Programme des séances

 

Art et cyberfaces : des visages générés par ordinateur dans l’art contemporain

Dans l’épilogue d’un remarquable ouvrage consacré au visage, au portrait et au masque, Faces : une histoire du visage (2017), Hans Belting s’interroge sur la nature et la place des cyberfaces, ces visages générés par ordinateur, dans l’histoire des arts : « En tant qu’image, un visage numérique relève du paradoxe parce que tout en relayant le vieux devoir de la figuration, il perd toute référence à un visage réel. Les cyberfaces entrent dans l’histoire du portrait, lourdes de cette contradiction fondamentale. » Cette séance sera l’occasion d’une réflexion générale sur les problèmes que posent les visages numériques pour l’histoire et la théorie des arts. Les cyberfaces sont-elles en rupture ou en continuité avec la tradition du portrait peint et sculpté ? Peut-on envisager un portrait sans modèle ? Le visage, siège de l’identité et de la singularité de l’individu, peut-il être reproduit par une machine ? L’ordinateur est-il capable d’exprimer l’essence cachée du visage ? Les portraits virtuels peuvent-ils susciter une authentique émotion esthétique ?

Le 11 avril 2023, présenté par Miguel Almiron (professeur à l’université Panthéon-Sorbonne – Paris 1).

 

Des prothèses aux CGI : les nouveaux masques du comédien de cinéma

Au cinéma, le visage est souvent apparu comme une matière à transformer et à déformer. Maquilleurs, prothésistes et truqueurs parviennent à faire sortir de la figure humaine toute une galerie de créatures fantastiques, du monstre de Frankenstein (1931) au loup-garou de The Wolfman (2010). Cependant, ces effets spéciaux traditionnels sont, depuis le début des années 2000, de plus en plus concurrencés par les effets spéciaux numériques. Qu’il s’agisse de métamorphoses totales, comme celle de Ray Winstone remplacé par son alter ego virtuel dans Beowulf (2007), ou d’ajustements plus subtils, comme le lifting numérique de Robert De Niro dans The Irishman (2019), les cinéastes composent désormais avec les images de synthèse pour transformer — voire remplacer — le visage de leurs comédiens et donner forme à leurs personnages.
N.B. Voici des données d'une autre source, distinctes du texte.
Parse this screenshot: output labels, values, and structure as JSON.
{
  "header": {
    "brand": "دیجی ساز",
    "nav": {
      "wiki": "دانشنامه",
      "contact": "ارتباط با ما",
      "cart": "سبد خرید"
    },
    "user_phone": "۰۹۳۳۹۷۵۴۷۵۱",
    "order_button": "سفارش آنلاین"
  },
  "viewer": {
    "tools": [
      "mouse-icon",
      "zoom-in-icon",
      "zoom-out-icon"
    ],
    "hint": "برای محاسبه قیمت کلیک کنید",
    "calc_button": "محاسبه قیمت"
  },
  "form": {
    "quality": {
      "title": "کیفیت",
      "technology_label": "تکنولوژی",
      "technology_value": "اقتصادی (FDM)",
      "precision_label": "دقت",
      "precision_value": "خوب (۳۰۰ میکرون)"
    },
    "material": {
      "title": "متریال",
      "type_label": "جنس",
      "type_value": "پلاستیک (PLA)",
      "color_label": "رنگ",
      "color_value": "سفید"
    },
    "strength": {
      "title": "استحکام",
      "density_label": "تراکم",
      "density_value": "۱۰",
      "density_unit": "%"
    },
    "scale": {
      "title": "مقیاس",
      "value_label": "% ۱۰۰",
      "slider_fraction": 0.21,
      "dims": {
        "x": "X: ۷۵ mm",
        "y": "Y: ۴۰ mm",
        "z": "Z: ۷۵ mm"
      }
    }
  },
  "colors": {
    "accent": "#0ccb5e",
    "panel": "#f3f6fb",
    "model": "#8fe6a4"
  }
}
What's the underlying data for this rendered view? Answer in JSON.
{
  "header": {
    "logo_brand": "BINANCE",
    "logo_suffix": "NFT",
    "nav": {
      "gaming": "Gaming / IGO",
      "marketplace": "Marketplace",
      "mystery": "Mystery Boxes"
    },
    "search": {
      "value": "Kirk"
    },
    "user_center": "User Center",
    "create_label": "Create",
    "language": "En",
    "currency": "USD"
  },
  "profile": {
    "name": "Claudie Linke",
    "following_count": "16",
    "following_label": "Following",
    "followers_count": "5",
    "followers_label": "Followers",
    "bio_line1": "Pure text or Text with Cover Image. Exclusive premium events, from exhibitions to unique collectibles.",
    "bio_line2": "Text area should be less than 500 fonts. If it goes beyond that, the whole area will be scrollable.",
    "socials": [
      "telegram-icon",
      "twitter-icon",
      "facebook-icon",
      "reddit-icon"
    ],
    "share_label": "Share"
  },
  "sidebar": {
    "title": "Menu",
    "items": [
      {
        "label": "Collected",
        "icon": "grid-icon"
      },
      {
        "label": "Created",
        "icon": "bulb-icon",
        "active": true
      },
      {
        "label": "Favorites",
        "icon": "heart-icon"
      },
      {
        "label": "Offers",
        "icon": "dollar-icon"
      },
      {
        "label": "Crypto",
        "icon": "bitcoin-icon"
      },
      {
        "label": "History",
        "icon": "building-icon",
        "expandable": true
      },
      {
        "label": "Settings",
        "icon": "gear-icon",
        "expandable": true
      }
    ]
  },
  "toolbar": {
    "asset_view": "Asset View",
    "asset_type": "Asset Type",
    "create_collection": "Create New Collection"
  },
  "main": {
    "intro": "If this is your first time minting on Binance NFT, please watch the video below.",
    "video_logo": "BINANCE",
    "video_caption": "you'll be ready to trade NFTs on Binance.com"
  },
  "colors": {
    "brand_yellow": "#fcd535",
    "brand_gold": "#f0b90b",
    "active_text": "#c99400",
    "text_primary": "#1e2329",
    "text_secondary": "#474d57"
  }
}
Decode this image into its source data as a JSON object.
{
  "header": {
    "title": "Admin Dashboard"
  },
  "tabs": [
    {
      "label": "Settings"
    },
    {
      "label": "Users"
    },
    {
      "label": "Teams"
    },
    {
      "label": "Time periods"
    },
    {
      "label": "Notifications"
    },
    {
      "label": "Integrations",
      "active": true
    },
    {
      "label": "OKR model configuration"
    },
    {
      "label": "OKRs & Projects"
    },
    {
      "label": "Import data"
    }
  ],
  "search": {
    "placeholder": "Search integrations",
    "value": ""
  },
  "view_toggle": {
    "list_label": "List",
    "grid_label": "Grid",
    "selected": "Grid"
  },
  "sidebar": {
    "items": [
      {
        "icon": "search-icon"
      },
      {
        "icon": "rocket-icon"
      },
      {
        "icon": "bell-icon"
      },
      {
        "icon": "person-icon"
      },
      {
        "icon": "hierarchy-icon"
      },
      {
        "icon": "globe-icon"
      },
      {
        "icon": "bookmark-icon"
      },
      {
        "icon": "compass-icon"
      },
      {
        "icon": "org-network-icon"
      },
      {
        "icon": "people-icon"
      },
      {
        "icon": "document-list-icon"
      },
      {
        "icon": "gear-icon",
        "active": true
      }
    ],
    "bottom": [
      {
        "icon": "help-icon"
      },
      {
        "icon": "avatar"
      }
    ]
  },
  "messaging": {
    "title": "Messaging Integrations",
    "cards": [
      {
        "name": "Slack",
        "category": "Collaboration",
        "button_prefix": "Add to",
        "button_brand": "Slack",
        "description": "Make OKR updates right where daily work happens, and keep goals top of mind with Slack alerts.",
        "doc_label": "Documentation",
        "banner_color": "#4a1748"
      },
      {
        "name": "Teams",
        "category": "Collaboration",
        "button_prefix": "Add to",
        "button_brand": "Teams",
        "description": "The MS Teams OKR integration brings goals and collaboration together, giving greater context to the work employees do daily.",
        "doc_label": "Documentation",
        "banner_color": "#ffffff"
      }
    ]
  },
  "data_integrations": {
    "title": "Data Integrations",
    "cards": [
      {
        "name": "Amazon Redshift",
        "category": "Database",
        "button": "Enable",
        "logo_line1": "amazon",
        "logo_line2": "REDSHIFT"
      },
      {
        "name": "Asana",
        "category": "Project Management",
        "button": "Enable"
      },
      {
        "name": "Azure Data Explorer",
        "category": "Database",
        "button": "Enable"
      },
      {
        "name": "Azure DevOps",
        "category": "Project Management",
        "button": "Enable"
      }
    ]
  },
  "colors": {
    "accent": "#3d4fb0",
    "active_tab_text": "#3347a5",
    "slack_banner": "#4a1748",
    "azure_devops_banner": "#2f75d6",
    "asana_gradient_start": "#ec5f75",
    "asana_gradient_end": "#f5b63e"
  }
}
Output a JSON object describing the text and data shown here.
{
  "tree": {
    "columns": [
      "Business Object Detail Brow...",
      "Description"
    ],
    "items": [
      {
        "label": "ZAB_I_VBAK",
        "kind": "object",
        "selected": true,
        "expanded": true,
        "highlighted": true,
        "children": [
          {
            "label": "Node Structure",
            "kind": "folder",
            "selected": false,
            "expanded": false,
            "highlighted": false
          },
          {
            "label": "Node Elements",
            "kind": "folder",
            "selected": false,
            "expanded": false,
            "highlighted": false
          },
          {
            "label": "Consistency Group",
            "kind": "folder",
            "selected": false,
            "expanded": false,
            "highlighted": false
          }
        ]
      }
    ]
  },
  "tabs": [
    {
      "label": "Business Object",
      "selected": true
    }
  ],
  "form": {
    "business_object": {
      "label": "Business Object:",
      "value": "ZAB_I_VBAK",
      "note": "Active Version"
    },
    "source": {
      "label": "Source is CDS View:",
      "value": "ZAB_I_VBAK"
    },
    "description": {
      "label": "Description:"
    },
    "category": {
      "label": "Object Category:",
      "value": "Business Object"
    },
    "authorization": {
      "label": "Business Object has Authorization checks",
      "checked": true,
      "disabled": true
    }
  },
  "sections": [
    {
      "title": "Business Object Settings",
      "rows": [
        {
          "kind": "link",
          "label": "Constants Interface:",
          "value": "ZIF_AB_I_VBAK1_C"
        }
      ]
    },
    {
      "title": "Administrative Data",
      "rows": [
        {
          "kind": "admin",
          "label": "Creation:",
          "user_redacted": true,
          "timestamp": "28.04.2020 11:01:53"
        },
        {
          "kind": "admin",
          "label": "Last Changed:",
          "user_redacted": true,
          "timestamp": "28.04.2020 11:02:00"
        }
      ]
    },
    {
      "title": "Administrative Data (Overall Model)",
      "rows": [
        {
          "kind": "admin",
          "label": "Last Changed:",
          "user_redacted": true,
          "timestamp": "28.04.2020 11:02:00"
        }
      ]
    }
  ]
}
Lon Chaney, dont les talents de maquilleur lui ont valu le surnom d’« homme aux mille visages », laisse la place à Andy Serkis, capable d’animer une infinité de personnages virtuels en performance capture. Est-ce à dire que les images de synthèse préfigurent un cinéma dépourvu du visage d’acteurs réels ? Entérinent-elles la « défaite » du visage au cinéma, la « dé-visagéification » de l’homme, dont Jacques Aumont remonte les origines aux films des années 1970 et 1980 ?

Le 13 juin de 18h à 19h30 en salle "Séminaire DEC" au 29 rue d'Ulm., présenté par Réjane Hamus-Vallée (professeure à l’université d’Évry – Paris-Saclay).

 

Pour un usage éthique du deepfake : Bienvenue en Tchétchénie de David France (2020)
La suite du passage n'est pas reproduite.